Having listened to the ZS5 (v1) I was expecting a similar signature with some improvements overall on the newer ZS6. However, it was not the case. While technically the ZS6 is better in most of the sound areas over the ZS5, they noticeably differ in their presentation. If the ZS5 has a more standard v-shaped sound, with a warmer tonality and thicker mids, the ZS6 has much deeper V type of sound with a more pronounced bass and treble response, that while better in control it also makes the midrange more recessed and colder in tone.
The bass is quite powerful, rather linear through sub-bass to mid-bass, with a less lifted upper-bass. The depth is good with above average speed with the two dynamic setup.

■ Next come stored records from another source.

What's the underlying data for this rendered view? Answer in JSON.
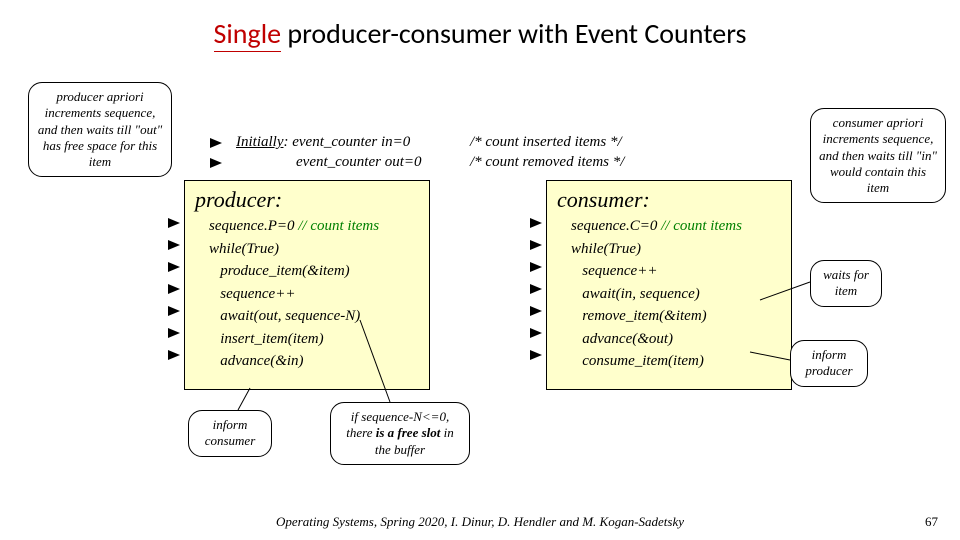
{
  "title": {
    "single": "Single",
    "rest": " producer-consumer with Event Counters"
  },
  "callouts": {
    "producer_note": "producer apriori increments sequence, and then waits till \"out\" has free space for this item",
    "consumer_note": "consumer apriori increments sequence, and then waits till \"in\" would contain this item",
    "inform_consumer": "inform consumer",
    "free_slot": "if sequence-N<=0, there is a free slot in the buffer",
    "waits_item": "waits for item",
    "inform_producer": "inform producer"
  },
  "init": {
    "label": "Initially",
    "line1": ": event_counter in=0",
    "line2": "event_counter out=0",
    "comment1": "/* count inserted items */",
    "comment2": "/* count removed items */"
  },
  "producer": {
    "header": "producer:",
    "l1a": "sequence.P=0 ",
    "l1b": "// count items",
    "l2": "while(True)",
    "l3": "   produce_item(&item)",
    "l4": "   sequence++",
    "l5": "   await(out, sequence-N)",
    "l6": "   insert_item(item)",
    "l7": "   advance(&in)"
  },
  "consumer": {
    "header": "consumer:",
    "l1a": "sequence.C=0 ",
    "l1b": "// count items",
    "l2": "while(True)",
    "l3": "   sequence++",
    "l4": "   await(in, sequence)",
    "l5": "   remove_item(&item)",
    "l6": "   advance(&out)",
    "l7": "   consume_item(item)"
  },
  "footer": "Operating Systems, Spring 2020, I. Dinur,  D. Hendler and M. Kogan-Sadetsky",
  "pagenum": "67"
}
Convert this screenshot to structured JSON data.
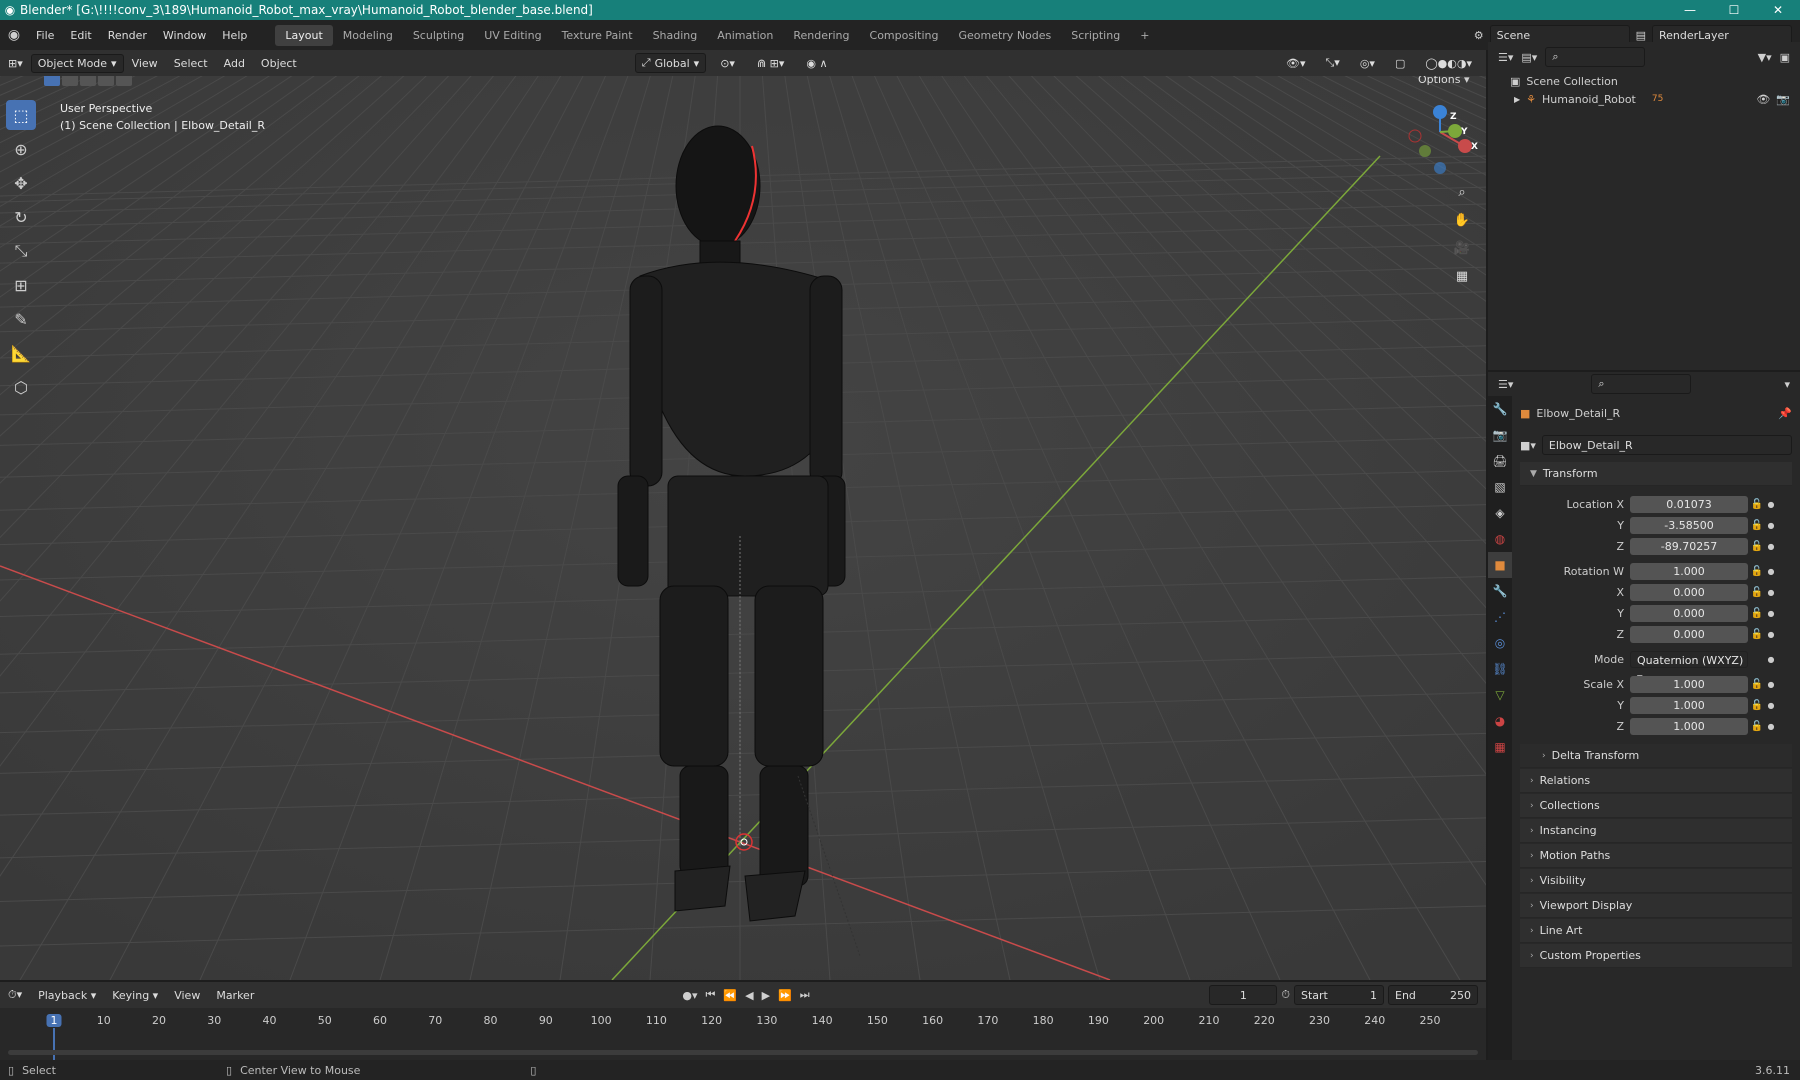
{
  "titlebar": {
    "title": "Blender* [G:\\!!!!conv_3\\189\\Humanoid_Robot_max_vray\\Humanoid_Robot_blender_base.blend]"
  },
  "menu": [
    "File",
    "Edit",
    "Render",
    "Window",
    "Help"
  ],
  "workspaces": [
    "Layout",
    "Modeling",
    "Sculpting",
    "UV Editing",
    "Texture Paint",
    "Shading",
    "Animation",
    "Rendering",
    "Compositing",
    "Geometry Nodes",
    "Scripting"
  ],
  "workspace_add": "+",
  "scene": {
    "name": "Scene",
    "render_layer": "RenderLayer"
  },
  "viewport_header": {
    "mode": "Object Mode",
    "menus": [
      "View",
      "Select",
      "Add",
      "Object"
    ],
    "orientation": "Global",
    "options": "Options"
  },
  "viewport": {
    "perspective": "User Perspective",
    "collection_info": "(1) Scene Collection | Elbow_Detail_R"
  },
  "gizmo": {
    "x": "X",
    "y": "Y",
    "z": "Z"
  },
  "outliner": {
    "root": "Scene Collection",
    "items": [
      {
        "name": "Humanoid_Robot",
        "badge": "75"
      }
    ]
  },
  "properties": {
    "object_name": "Elbow_Detail_R",
    "data_name": "Elbow_Detail_R",
    "transform_title": "Transform",
    "location": {
      "label": "Location X",
      "x": "0.01073",
      "y": "-3.58500",
      "z": "-89.70257"
    },
    "rotation": {
      "label": "Rotation W",
      "w": "1.000",
      "x": "0.000",
      "y": "0.000",
      "z": "0.000"
    },
    "mode": {
      "label": "Mode",
      "value": "Quaternion (WXYZ)"
    },
    "scale": {
      "label": "Scale X",
      "x": "1.000",
      "y": "1.000",
      "z": "1.000"
    },
    "axis_labels": {
      "x": "X",
      "y": "Y",
      "z": "Z"
    },
    "delta": "Delta Transform",
    "panels": [
      "Relations",
      "Collections",
      "Instancing",
      "Motion Paths",
      "Visibility",
      "Viewport Display",
      "Line Art",
      "Custom Properties"
    ]
  },
  "timeline": {
    "menus": [
      "Playback",
      "Keying",
      "View",
      "Marker"
    ],
    "current_frame": "1",
    "start_label": "Start",
    "start": "1",
    "end_label": "End",
    "end": "250",
    "ticks": [
      "1",
      "10",
      "20",
      "30",
      "40",
      "50",
      "60",
      "70",
      "80",
      "90",
      "100",
      "110",
      "120",
      "130",
      "140",
      "150",
      "160",
      "170",
      "180",
      "190",
      "200",
      "210",
      "220",
      "230",
      "240",
      "250"
    ]
  },
  "statusbar": {
    "select": "Select",
    "center": "Center View to Mouse",
    "version": "3.6.11"
  },
  "colors": {
    "accent": "#4772b3",
    "titlebar": "#17807a",
    "x_axis": "#c84b4b",
    "y_axis": "#7ca83a",
    "z_axis": "#3b83d6"
  }
}
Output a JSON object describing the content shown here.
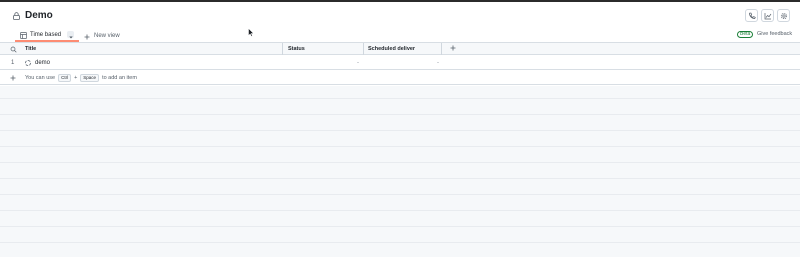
{
  "header": {
    "title": "Demo",
    "icons": [
      "lock-icon",
      "phone-icon",
      "chart-icon",
      "gear-icon"
    ]
  },
  "views": {
    "active_tab": "Time based",
    "new_view_label": "New view"
  },
  "feedback": {
    "beta_label": "Beta",
    "link_label": "Give feedback"
  },
  "table": {
    "columns": [
      "Title",
      "Status",
      "Scheduled deliver"
    ],
    "rows": [
      {
        "number": "1",
        "title": "demo",
        "status": "-",
        "scheduled": "-"
      }
    ],
    "add_hint": {
      "prefix": "You can use",
      "key1": "Ctrl",
      "plus": "+",
      "key2": "Space",
      "suffix": "to add an item"
    }
  },
  "colors": {
    "accent": "#fd8c73",
    "beta": "#1a7f37",
    "border": "#d8dee4"
  }
}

The quality and texture are quite good for the price, but it is missing on the fun factor that would be nice to have on these budget IEMs.
The midrange is the less favorable point on the ZS6 and biggest flaw. While it has the higher detail over any of the few KZ IEMs I tried, and also better than other similar priced options, it is missing in the whole presentation. Not only it sounds very distant but also has a very cold tonality and dry vocals. The ZS5 is richer and easier to listen (if you can tame the harsh treble down), and even the ES3 is much more enjoyable, sweeter in vocals more fun overall. Pairing the ZS6 with a warmer source is recommended.
The treble is elevated to match the amount of lows, and despite being so abundant it has the best control of the KZ other options, ES3 and ZS5. It has a same balance from low to upper treble as the bass, and it’s less sibilant too. Extension is decent and soundstage is around the average levels, if just trying to give a wider effect with the so v-shaped sound. For instance, paired with the Aune M1s, the ZS6 doesn’t have the so epic improvement in stage or imaging as the Fiio F3 or A&D D2 achieved.